1. 13

While there is the existing lisp tag, I would really love to be able to drill down a little further. Seeing as there’s an Erlang tag, this would be a nice addition. :)

  1.  

  2. 5

    It wasn’t until I saw a link to a post that had Clojure in the title that I realised the lisp tag was being used for Clojure and not just Common Lisp. Common lisp isn’t really of interest to me and so I expect I’ve skipped over plenty of posts that would’ve actually been quite relevant to my interests. I’m in favour of introducing a Clojure tag to avoid this confusion.

    1. 2

      This was my response. I’m more inclined to look at a Clojure post than a Lisp post. I’d like to see this tag as well.

    2. 3

      Tags are typically used for two reasons:
      A. So you can filter out things that you don’t care about
      B. Tags are a guideline for what should or should not be posted on lobsters.

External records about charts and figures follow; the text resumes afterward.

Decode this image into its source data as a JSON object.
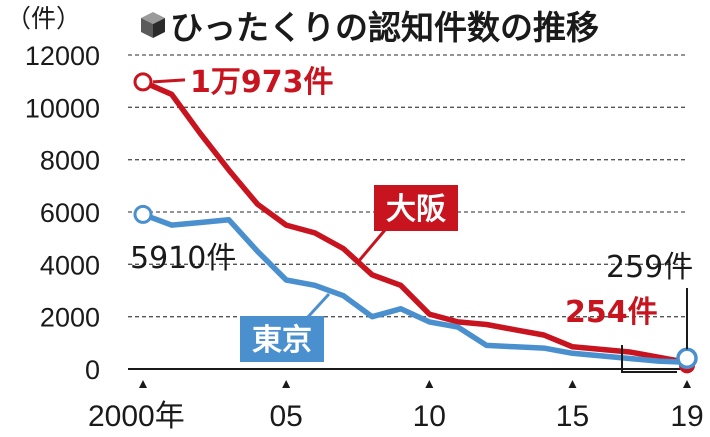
{
  "title": "ひったくりの認知件数の推移",
  "unit_label": "（件）",
  "colors": {
    "osaka": "#c8141e",
    "tokyo": "#4a90cf",
    "grid": "#555555",
    "text": "#1a1a1a"
  },
  "chart_data": {
    "type": "line",
    "title": "ひったくりの認知件数の推移",
    "xlabel": "",
    "ylabel": "（件）",
    "ylim": [
      0,
      12000
    ],
    "yticks": [
      "0",
      "2000",
      "4000",
      "6000",
      "8000",
      "10000",
      "12000"
    ],
    "ytick_values": [
      0,
      2000,
      4000,
      6000,
      8000,
      10000,
      12000
    ],
    "xticks": [
      {
        "year": 2000,
        "label": "2000年"
      },
      {
        "year": 2005,
        "label": "05"
      },
      {
        "year": 2010,
        "label": "10"
      },
      {
        "year": 2015,
        "label": "15"
      },
      {
        "year": 2019,
        "label": "19"
      }
    ],
    "grid": true,
    "x": [
      2000,
      2001,
      2002,
      2003,
      2004,
      2005,
      2006,
      2007,
      2008,
      2009,
      2010,
      2011,
      2012,
      2013,
      2014,
      2015,
      2016,
      2017,
      2018,
      2019
    ],
    "series": [
      {
        "name": "大阪",
        "values": [
          10973,
          10500,
          9000,
          7600,
          6300,
          5500,
          5200,
          4600,
          3600,
          3200,
          2100,
          1800,
          1700,
          1500,
          1300,
          850,
          750,
          650,
          450,
          254
        ]
      },
      {
        "name": "東京",
        "values": [
          5910,
          5500,
          5600,
          5700,
          4500,
          3400,
          3200,
          2800,
          2000,
          2300,
          1800,
          1600,
          900,
          850,
          800,
          600,
          500,
          400,
          300,
          259
        ]
      }
    ],
    "annotations": [
      {
        "text": "1万973件",
        "series": "大阪",
        "year": 2000
      },
      {
        "text": "5910件",
        "series": "東京",
        "year": 2000
      },
      {
        "text": "254件",
        "series": "大阪",
        "year": 2019
      },
      {
        "text": "259件",
        "series": "東京",
        "year": 2019
      }
    ]
  }
}
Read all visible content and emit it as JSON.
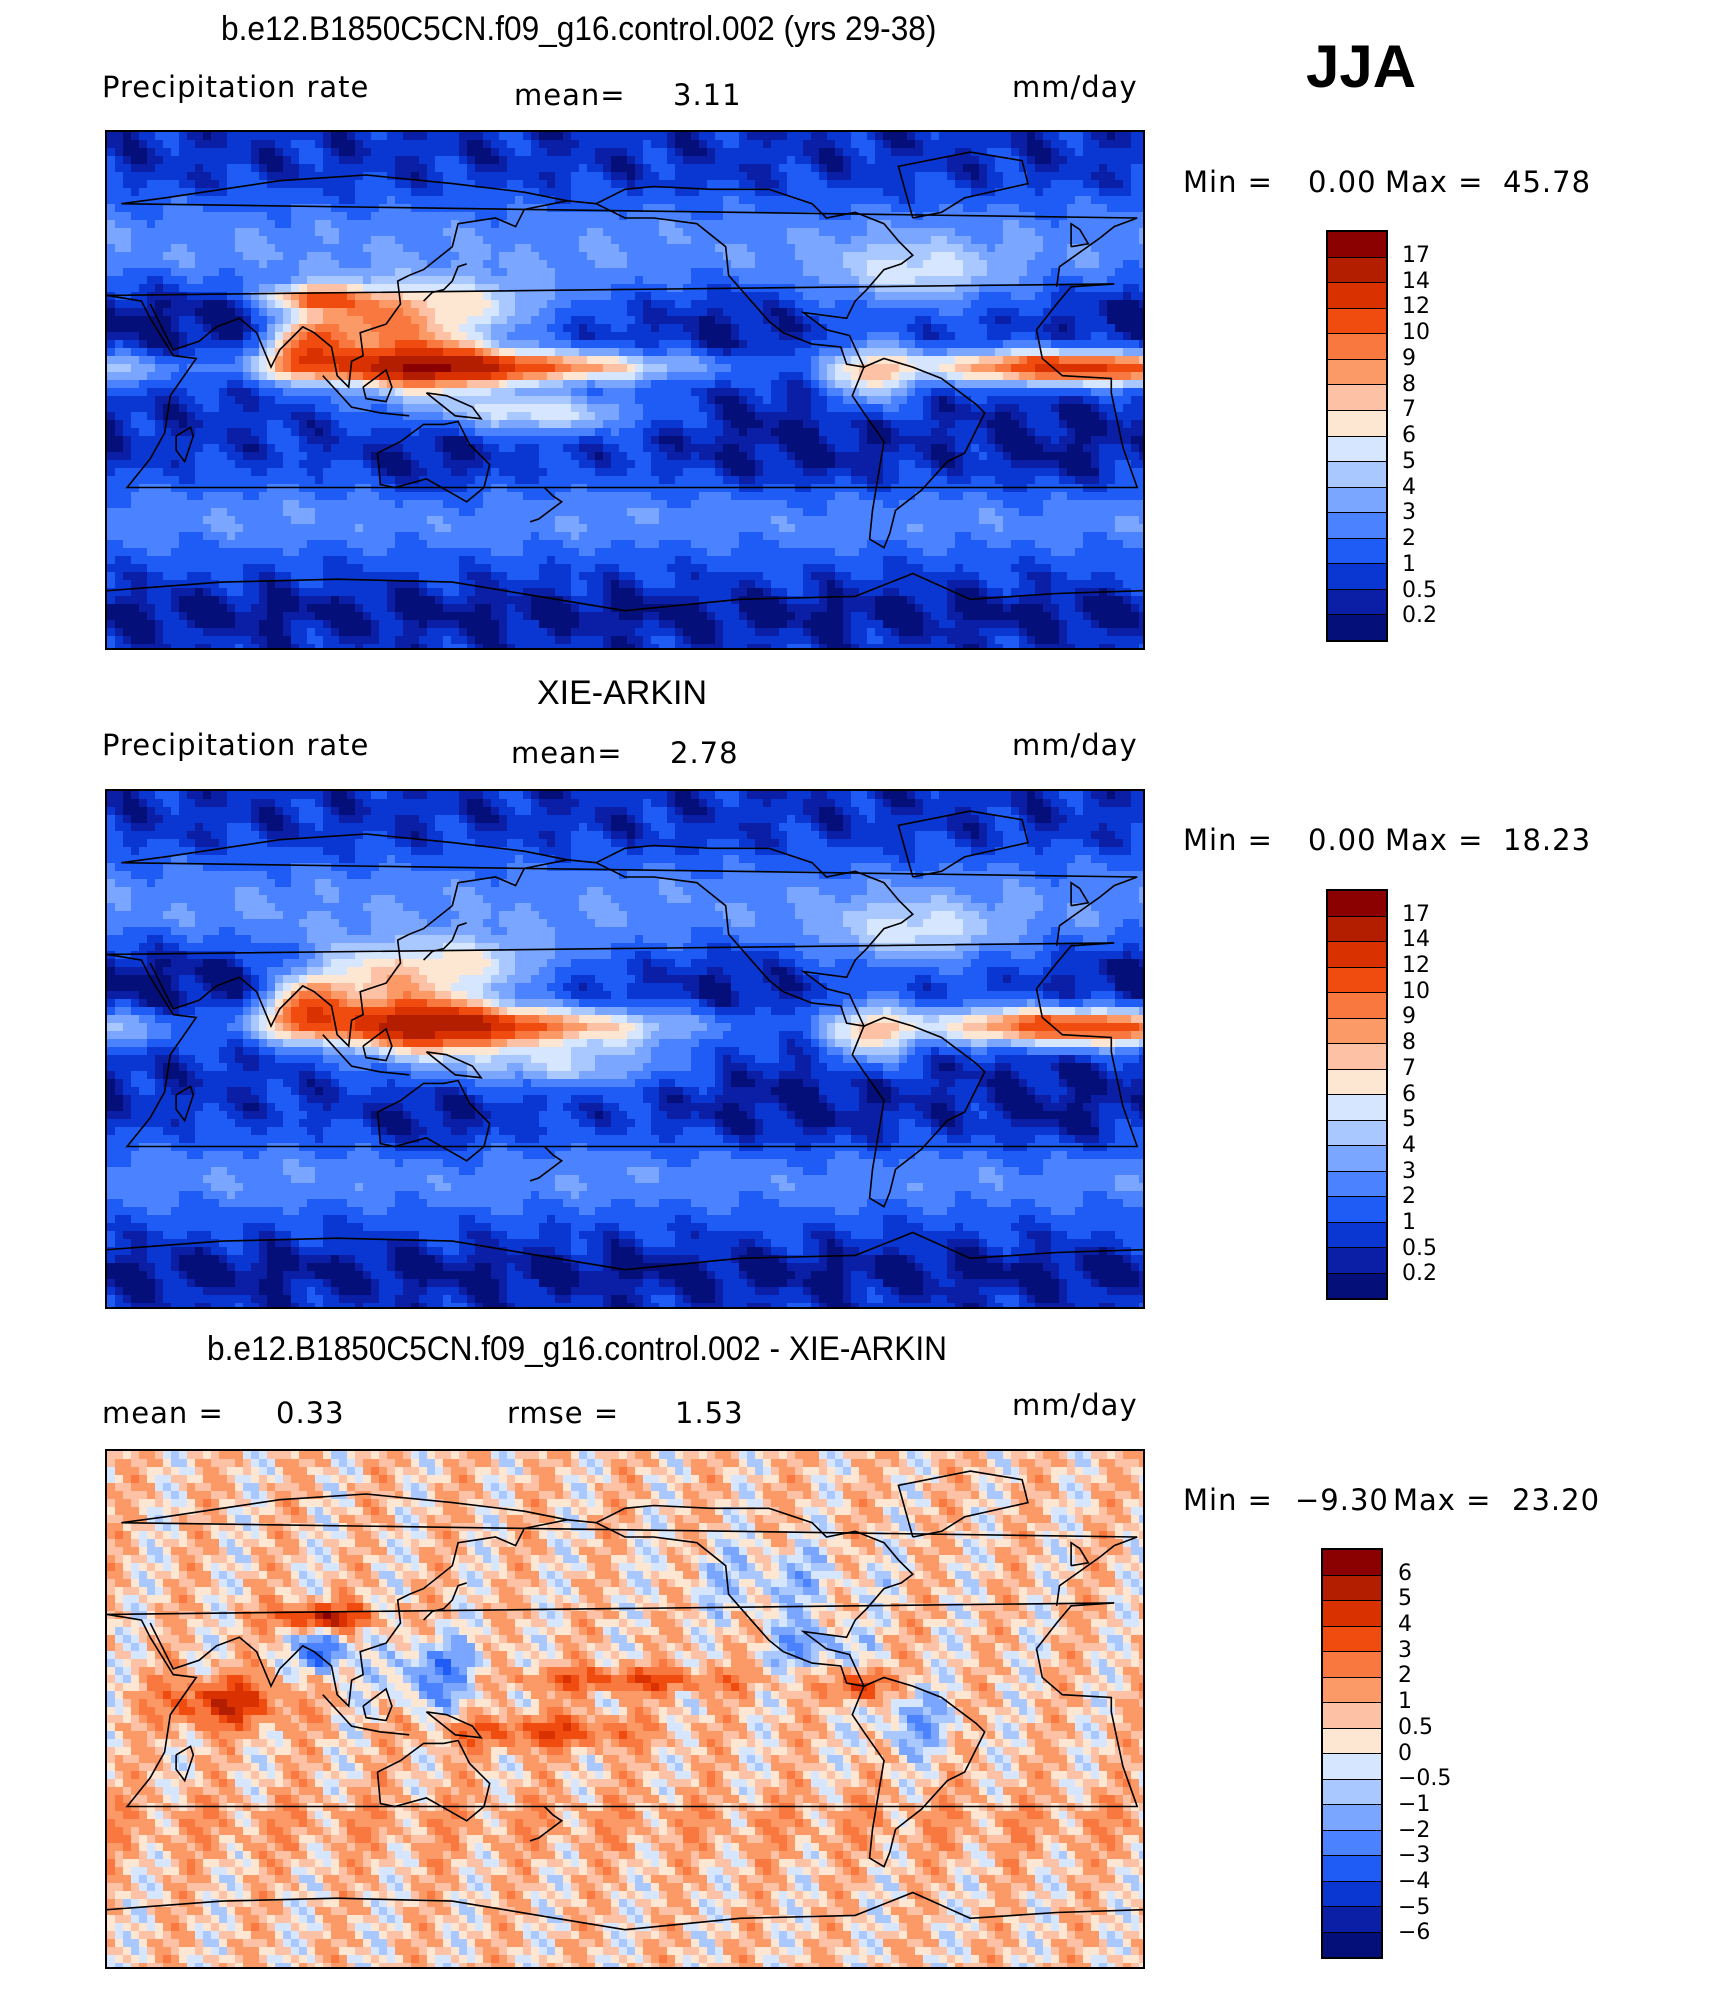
{
  "season": "JJA",
  "panels": [
    {
      "title": "b.e12.B1850C5CN.f09_g16.control.002 (yrs 29-38)",
      "variable": "Precipitation rate",
      "stat1_label": "mean=",
      "stat1_value": "3.11",
      "units": "mm/day",
      "min_label": "Min =",
      "min_value": "0.00",
      "max_label": "Max =",
      "max_value": "45.78",
      "colorbar": {
        "levels": [
          "17",
          "14",
          "12",
          "10",
          "9",
          "8",
          "7",
          "6",
          "5",
          "4",
          "3",
          "2",
          "1",
          "0.5",
          "0.2"
        ],
        "colors": [
          "#8b0000",
          "#b41e00",
          "#d93200",
          "#f04c10",
          "#f97840",
          "#fb9a66",
          "#fdc2a6",
          "#fde6d2",
          "#d6e6ff",
          "#a8c8ff",
          "#7aa6ff",
          "#4a82ff",
          "#1e5cf5",
          "#0a36d2",
          "#0a1fa6",
          "#050f7a"
        ]
      },
      "field_type": "precip_model"
    },
    {
      "title": "XIE-ARKIN",
      "variable": "Precipitation rate",
      "stat1_label": "mean=",
      "stat1_value": "2.78",
      "units": "mm/day",
      "min_label": "Min =",
      "min_value": "0.00",
      "max_label": "Max =",
      "max_value": "18.23",
      "colorbar": {
        "levels": [
          "17",
          "14",
          "12",
          "10",
          "9",
          "8",
          "7",
          "6",
          "5",
          "4",
          "3",
          "2",
          "1",
          "0.5",
          "0.2"
        ],
        "colors": [
          "#8b0000",
          "#b41e00",
          "#d93200",
          "#f04c10",
          "#f97840",
          "#fb9a66",
          "#fdc2a6",
          "#fde6d2",
          "#d6e6ff",
          "#a8c8ff",
          "#7aa6ff",
          "#4a82ff",
          "#1e5cf5",
          "#0a36d2",
          "#0a1fa6",
          "#050f7a"
        ]
      },
      "field_type": "precip_obs"
    },
    {
      "title": "b.e12.B1850C5CN.f09_g16.control.002 - XIE-ARKIN",
      "stat1_label": "mean =",
      "stat1_value": "0.33",
      "stat2_label": "rmse =",
      "stat2_value": "1.53",
      "units": "mm/day",
      "min_label": "Min =",
      "min_value": "−9.30",
      "max_label": "Max =",
      "max_value": "23.20",
      "colorbar": {
        "levels": [
          "6",
          "5",
          "4",
          "3",
          "2",
          "1",
          "0.5",
          "0",
          "−0.5",
          "−1",
          "−2",
          "−3",
          "−4",
          "−5",
          "−6"
        ],
        "colors": [
          "#8b0000",
          "#b41e00",
          "#d93200",
          "#f04c10",
          "#f97840",
          "#fb9a66",
          "#fdc2a6",
          "#fde6d2",
          "#d6e6ff",
          "#a8c8ff",
          "#7aa6ff",
          "#4a82ff",
          "#1e5cf5",
          "#0a36d2",
          "#0a1fa6",
          "#050f7a"
        ]
      },
      "field_type": "difference"
    }
  ]
}
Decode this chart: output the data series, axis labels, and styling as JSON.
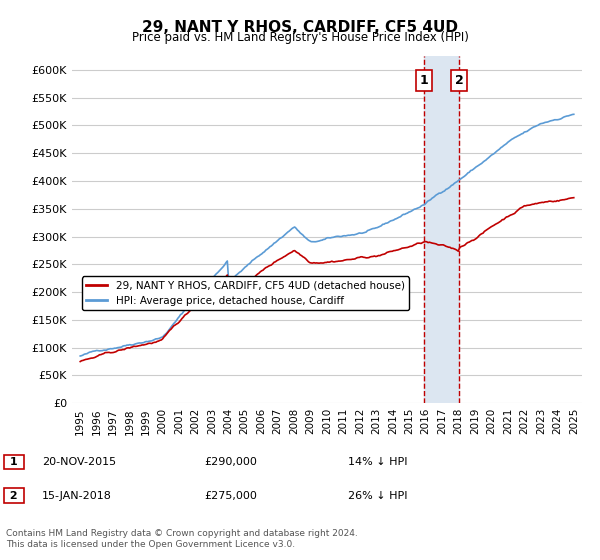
{
  "title": "29, NANT Y RHOS, CARDIFF, CF5 4UD",
  "subtitle": "Price paid vs. HM Land Registry's House Price Index (HPI)",
  "legend_line1": "29, NANT Y RHOS, CARDIFF, CF5 4UD (detached house)",
  "legend_line2": "HPI: Average price, detached house, Cardiff",
  "annotation1_label": "1",
  "annotation1_date": "20-NOV-2015",
  "annotation1_price": "£290,000",
  "annotation1_hpi": "14% ↓ HPI",
  "annotation1_year": 2015.89,
  "annotation1_value": 290000,
  "annotation2_label": "2",
  "annotation2_date": "15-JAN-2018",
  "annotation2_price": "£275,000",
  "annotation2_hpi": "26% ↓ HPI",
  "annotation2_year": 2018.04,
  "annotation2_value": 275000,
  "footer": "Contains HM Land Registry data © Crown copyright and database right 2024.\nThis data is licensed under the Open Government Licence v3.0.",
  "hpi_color": "#5b9bd5",
  "price_color": "#c00000",
  "vline_color": "#c00000",
  "shade_color": "#dce6f1",
  "ylim": [
    0,
    625000
  ],
  "yticks": [
    0,
    50000,
    100000,
    150000,
    200000,
    250000,
    300000,
    350000,
    400000,
    450000,
    500000,
    550000,
    600000
  ],
  "xlim_start": 1994.5,
  "xlim_end": 2025.5,
  "xticks": [
    1995,
    1996,
    1997,
    1998,
    1999,
    2000,
    2001,
    2002,
    2003,
    2004,
    2005,
    2006,
    2007,
    2008,
    2009,
    2010,
    2011,
    2012,
    2013,
    2014,
    2015,
    2016,
    2017,
    2018,
    2019,
    2020,
    2021,
    2022,
    2023,
    2024,
    2025
  ]
}
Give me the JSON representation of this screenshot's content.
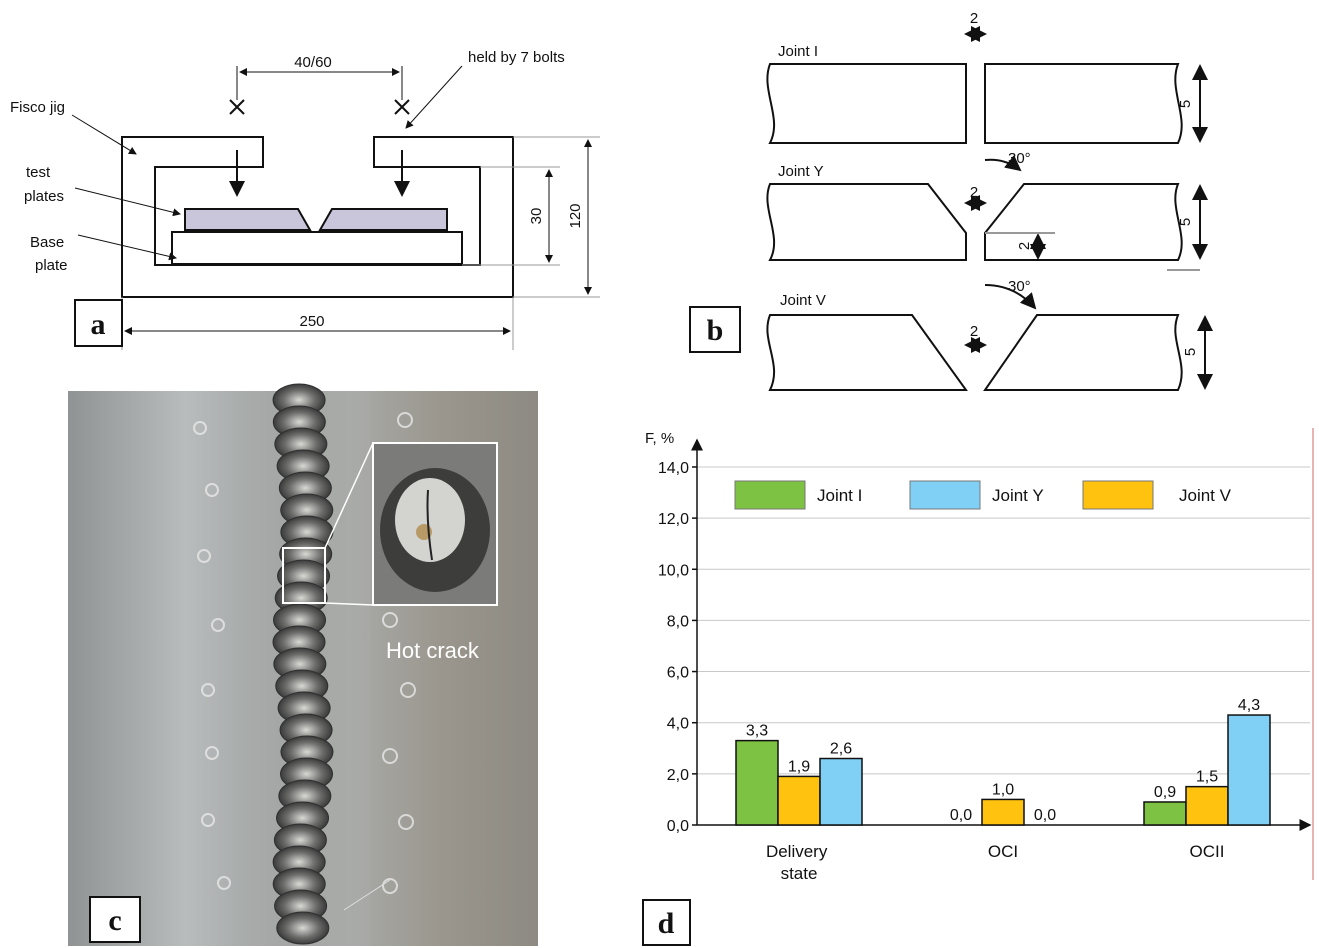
{
  "panel_a": {
    "letter": "a",
    "spacing": "40/60",
    "bolts": "held by 7 bolts",
    "jig": "Fisco jig",
    "test_plates": [
      "test",
      "plates"
    ],
    "base_plate": [
      "Base",
      "plate"
    ],
    "height_inner": "30",
    "height_outer": "120",
    "width": "250"
  },
  "panel_b": {
    "letter": "b",
    "joints": [
      {
        "name": "Joint I",
        "gap": "2",
        "thickness": "5"
      },
      {
        "name": "Joint Y",
        "angle": "30°",
        "gap": "2",
        "root": "2",
        "thickness": "5"
      },
      {
        "name": "Joint V",
        "angle": "30°",
        "gap": "2",
        "thickness": "5"
      }
    ]
  },
  "panel_c": {
    "letter": "c",
    "annotation": "Hot crack"
  },
  "chart_data": {
    "type": "bar",
    "panel_letter": "d",
    "y_label": "F, %",
    "categories": [
      "Delivery state",
      "OCI",
      "OCII"
    ],
    "series": [
      {
        "name": "Joint I",
        "color": "#7dc242",
        "values": [
          3.3,
          0.0,
          0.9
        ],
        "value_labels": [
          "3,3",
          "0,0",
          "0,9"
        ]
      },
      {
        "name": "Joint V",
        "color": "#ffc20e",
        "values": [
          1.9,
          1.0,
          1.5
        ],
        "value_labels": [
          "1,9",
          "1,0",
          "1,5"
        ]
      },
      {
        "name": "Joint Y",
        "color": "#80d0f5",
        "values": [
          2.6,
          0.0,
          4.3
        ],
        "value_labels": [
          "2,6",
          "0,0",
          "4,3"
        ]
      }
    ],
    "ylim": [
      0,
      15
    ],
    "yticks": [
      {
        "value": 0,
        "label": "0,0"
      },
      {
        "value": 2,
        "label": "2,0"
      },
      {
        "value": 4,
        "label": "4,0"
      },
      {
        "value": 6,
        "label": "6,0"
      },
      {
        "value": 8,
        "label": "8,0"
      },
      {
        "value": 10,
        "label": "10,0"
      },
      {
        "value": 12,
        "label": "12,0"
      },
      {
        "value": 14,
        "label": "14,0"
      }
    ],
    "grid": true
  }
}
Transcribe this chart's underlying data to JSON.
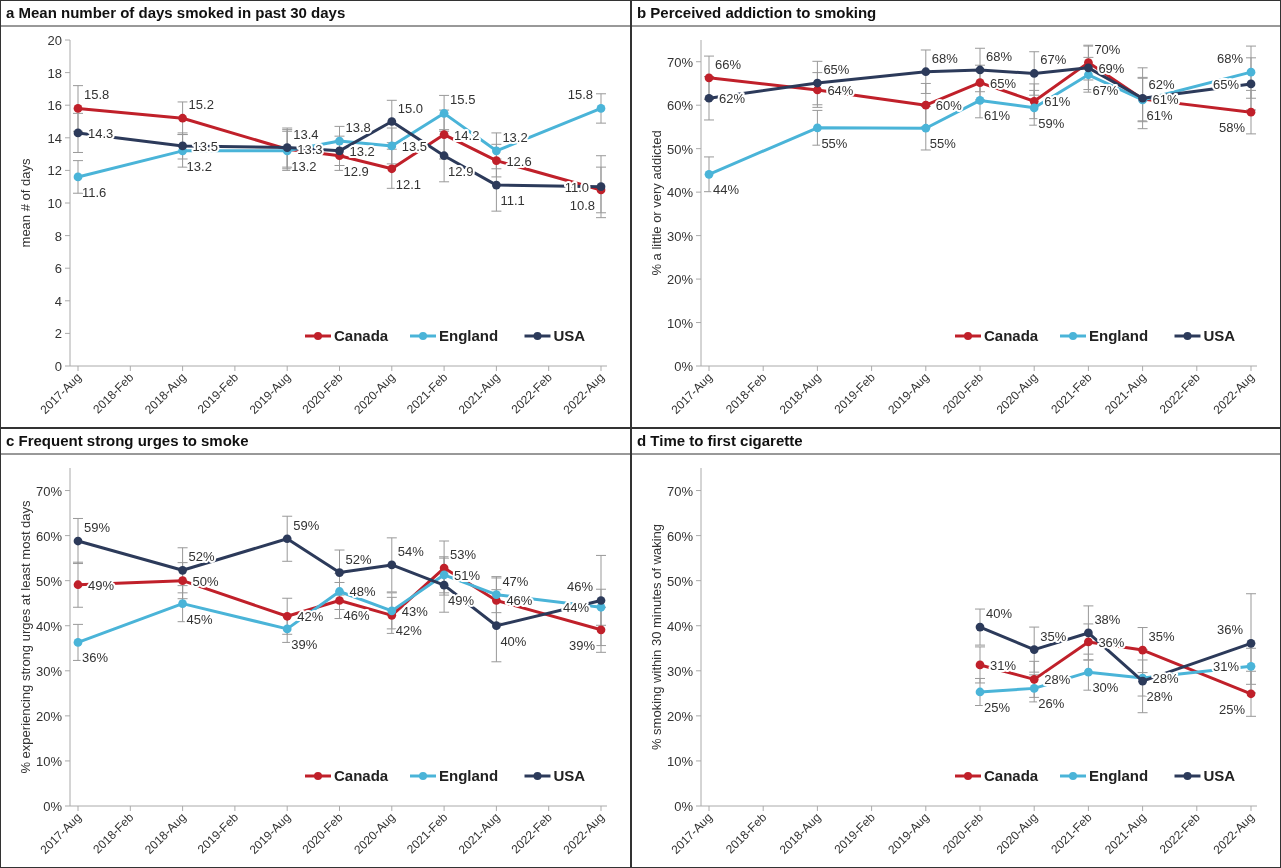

      I don’t know if there is a big group of users that will want to filter out clojure but not lisp. I also don’t think there is anything that is not getting posted because we lack a clojure tag.

      There could be a small win in separating the lisp tag into every single variant of lisp (some people might hate, say, arc, or racket so much that they never want to see it) but I’m not sure it’s worth the effort.

      What do you envision the purpose of such a tag being?

      1. 2

        I don’t know if there is a big group of users that will want to filter out clojure but not lisp.

        Conversely, I find that tags are useful for filtering positively, rather than negatively. In other words, I can see all “compsci” news as a separate view. This is exactly why it makes sense to have an Erlang or Haskell tag, and not simply a “functional” tag. While Clojure is debatably a Lisp, it would be nice to have a Clojure view, given its idiosyncrasies juxtaposed the broader Lisp world via the “lisp” tag. I certainly enjoy reading about Scheme and Common Lisp, but sometimes I prefer to read about Clojure specifically, as opposed to other Lisps.

        1. 2

          FWIW, I am definitely one user who’d be interested in news about Clojure but not the wider world of lisps - the communities seem different enough that I’d expect this to be relatively common, but that’s really just a gut feel.

        2. 2

          My $0.02 is that Erlang isn’t a Lisp while Clojure is.